Chi non ha vissuto quegli avvenimenti non potrà mai rendersi conto di
ciò che è avvenuto, in quanto tutto può sembrare inverosimile ed al
di
sopra di ogni umana possibilità, purtroppo si tratta invece di una
cruda, eroica e sovrumana realtà volontariamente scelta ed
intensamente sofferta.
So di essermi dilungato; mi sono lasciato trasportare dall´onda dei
ricordi e vi chiedo scusa ma ho dovuto farlo perché le gloriose gesta
della Div. Ital. Part. Garibaldi devono essere conosciute, divulgate
ed inserite nella storia, la storia che hanno scritto col sangue i
nostri 9000 caduti.
Una parte, una buona parte delle nuove generazioni non riesce a
rendersi pienamente conto dei valori ideali della Resistenza perché
ignora il passato dittatoriale fascista ed il prezzo pagato dalle
generazioni di allora e dalle nostre per la conquista della libertà.

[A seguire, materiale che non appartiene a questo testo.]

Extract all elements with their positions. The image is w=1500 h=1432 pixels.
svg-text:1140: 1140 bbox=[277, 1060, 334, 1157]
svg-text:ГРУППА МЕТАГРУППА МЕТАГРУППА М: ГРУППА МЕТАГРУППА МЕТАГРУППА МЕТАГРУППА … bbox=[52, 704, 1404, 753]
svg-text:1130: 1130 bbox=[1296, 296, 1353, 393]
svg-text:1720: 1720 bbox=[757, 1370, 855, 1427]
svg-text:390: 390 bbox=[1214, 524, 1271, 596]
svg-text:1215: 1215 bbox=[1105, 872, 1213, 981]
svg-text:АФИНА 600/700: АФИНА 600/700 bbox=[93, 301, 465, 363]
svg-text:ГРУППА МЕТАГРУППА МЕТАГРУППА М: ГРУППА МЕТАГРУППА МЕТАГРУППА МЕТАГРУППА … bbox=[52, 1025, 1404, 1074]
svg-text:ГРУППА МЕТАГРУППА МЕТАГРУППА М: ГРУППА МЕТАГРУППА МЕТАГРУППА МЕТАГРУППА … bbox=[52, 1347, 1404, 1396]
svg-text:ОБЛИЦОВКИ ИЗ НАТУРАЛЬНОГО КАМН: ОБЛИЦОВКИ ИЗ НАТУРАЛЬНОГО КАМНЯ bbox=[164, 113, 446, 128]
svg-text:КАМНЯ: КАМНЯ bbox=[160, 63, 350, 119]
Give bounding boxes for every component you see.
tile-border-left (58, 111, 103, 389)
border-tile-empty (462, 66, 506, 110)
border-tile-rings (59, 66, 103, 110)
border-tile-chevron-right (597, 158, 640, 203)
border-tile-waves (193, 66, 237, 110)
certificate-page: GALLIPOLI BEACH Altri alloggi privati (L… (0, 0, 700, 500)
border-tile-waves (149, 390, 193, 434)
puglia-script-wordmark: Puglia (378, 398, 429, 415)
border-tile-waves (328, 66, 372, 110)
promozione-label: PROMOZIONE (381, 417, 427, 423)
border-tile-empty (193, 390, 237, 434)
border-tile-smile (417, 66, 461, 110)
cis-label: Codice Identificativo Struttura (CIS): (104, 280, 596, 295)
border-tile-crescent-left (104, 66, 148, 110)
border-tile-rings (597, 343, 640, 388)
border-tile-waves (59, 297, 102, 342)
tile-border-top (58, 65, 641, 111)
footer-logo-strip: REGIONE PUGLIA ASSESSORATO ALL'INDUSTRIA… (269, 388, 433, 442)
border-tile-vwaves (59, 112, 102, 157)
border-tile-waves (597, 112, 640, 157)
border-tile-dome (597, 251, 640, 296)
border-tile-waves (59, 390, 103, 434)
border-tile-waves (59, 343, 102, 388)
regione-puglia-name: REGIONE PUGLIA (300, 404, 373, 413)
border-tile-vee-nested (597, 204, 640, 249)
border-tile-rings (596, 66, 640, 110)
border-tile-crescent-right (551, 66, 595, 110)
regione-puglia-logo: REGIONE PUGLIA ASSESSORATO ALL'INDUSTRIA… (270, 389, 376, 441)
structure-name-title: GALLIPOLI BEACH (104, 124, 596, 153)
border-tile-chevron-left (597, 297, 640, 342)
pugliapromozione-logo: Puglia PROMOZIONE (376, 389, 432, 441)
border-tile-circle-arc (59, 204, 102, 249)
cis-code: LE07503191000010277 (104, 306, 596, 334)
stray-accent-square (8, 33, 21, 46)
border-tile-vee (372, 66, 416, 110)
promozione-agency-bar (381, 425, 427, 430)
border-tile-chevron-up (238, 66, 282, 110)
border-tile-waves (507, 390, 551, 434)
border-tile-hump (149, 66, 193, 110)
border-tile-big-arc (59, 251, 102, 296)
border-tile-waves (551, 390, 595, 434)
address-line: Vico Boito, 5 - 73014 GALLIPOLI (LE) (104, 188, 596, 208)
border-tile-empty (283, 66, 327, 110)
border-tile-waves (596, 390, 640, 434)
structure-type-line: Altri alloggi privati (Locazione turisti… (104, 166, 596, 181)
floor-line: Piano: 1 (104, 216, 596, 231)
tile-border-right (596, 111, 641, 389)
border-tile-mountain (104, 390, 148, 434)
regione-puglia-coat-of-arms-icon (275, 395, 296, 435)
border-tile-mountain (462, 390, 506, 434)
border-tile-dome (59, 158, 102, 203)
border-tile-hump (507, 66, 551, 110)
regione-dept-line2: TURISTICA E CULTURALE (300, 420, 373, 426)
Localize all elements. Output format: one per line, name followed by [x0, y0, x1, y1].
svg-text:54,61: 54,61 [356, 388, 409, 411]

Per questo è più che mai necessario insistere per rendere operante e
fattivo l´obbligo di insegnare, in tutte le scuole, di ogni ordine e
grado, la storia del Secondo Risorgimento.
Di fronte alla realtà di un´Europa unita è tempo di dare uno sbocco
concreto e pratico ad un futuro sul quale è doveroso concentrare
tutta
la forza e l´influenza necessaria per la continuazione dei nostri
ideali.
Comunque per concludere è a voi giovani che mi rivolgo per dirvi che
furono gli uomini della Resistenza con le stellette o senza,
all´estero o in patria a presentare al mondo l´Italia che risorgeva
dalle macerie del fascismo. Non dimenticatelo mai e non dimenticate
che i valori della Resistenza, specie con i tempi che corrono, possono
ancora far ritrovare una unità d´azione, al servizio della
collettività. Questo lo scopo per cui noi vogliamo sopravvivere. E
con
questa speranza mi congedo ringraziandovi per avermi ascoltato.